Sedation – minimal requirement has to be cardiovascularly stable
Anxiolysis – not a major problem
Amnesia – would be nice.
So our choice was Ketamine IV. Short acting with rapid onset and combined sedation and analgesic qualities. Good CVS stability and unlikely to cause respiratory problems (if anything likely to improve them). A total of 30mg Ketamine gave good sedation and excellent amnesia. Job done .
This is a scenario where you can really put the principles of balanced sedation into action. Clearly this chap is in a lot of pain and you need to get on top of that first, and before you start with any sedation. If you just used propofol here you would be heading towards an OD. So with a fair bit of pain here and a painful procedure to come you want something that is going to work fairly quickly. Fentanyl is a good choice in this situation and so 100mcg of Fentanyl with some IV paracetamol and some 30mg IV Ketoralac (NSAID) will get you well on the way to good analgesia. Next up is arguably the anxiolysis and amnesia elements. A smidge (technically 1-2mg Midazolam in a fit healthy chap – beware the elderly) can go a long way to reducing the amount of stimulation this man is currently experiencing (might help with a bit of amnesia too). That then gives you time to ensure that you are ready to proceed to sedation with incremental doses of propofol until he is deep enough to facilitate manipulation and POP application.
At this point there will be at least one person saying….’Ketamine does all of this, that is the one agent I need, and to be honest it’s all 4 elements of sedation in one’. I would say yes…, but also no. Sure, if you are out in the sticks and you are limited in terms of time, facility, access, support, drugs I think you can make a reasonable argument that Ketamine is a pretty god agent. However, it’s not as elegant a solution to the one described above in achieving a balance. Having said that in our second patient if you were insistent on giving them just one agent then I would be happier if you used Ketamine than if you tried to kill them will with Propofol. Well maybe not kill them, but you really must understand the drug if you are going to use it, start with listening to the Propofol assassins.
Key to getting the balance right is to control pain first. There is no doubt that you will need to use less sedative agents if you control pain first. Then consider anxiolysis, often this is linked to pain so it may not be an issue once that is sorted, then, and only then is it worth embarking on sedation. Amnesia will hopefully follow as a natural consequence of the first three elements, but you may have to specifically address in rare cases.

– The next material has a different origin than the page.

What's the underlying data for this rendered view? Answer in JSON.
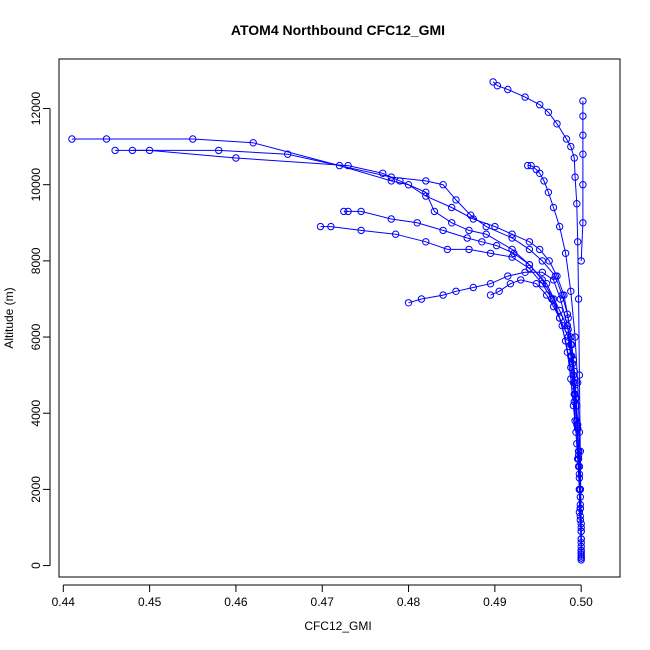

If you are an anaesthetist who has reached this point with a systolic blood pressure of >200, chill. This is a blog post and not a textbook. The blog is here to raise the concept and to get docs to reflect on their practice. Relax and enjoy the discussion that I hope will follow.
In summary, if you are going to be good at procedural sedation you need to evaluate the needs of the patient assess their needs and then select the appropriate drugs to tailor their effects to what the patient requires.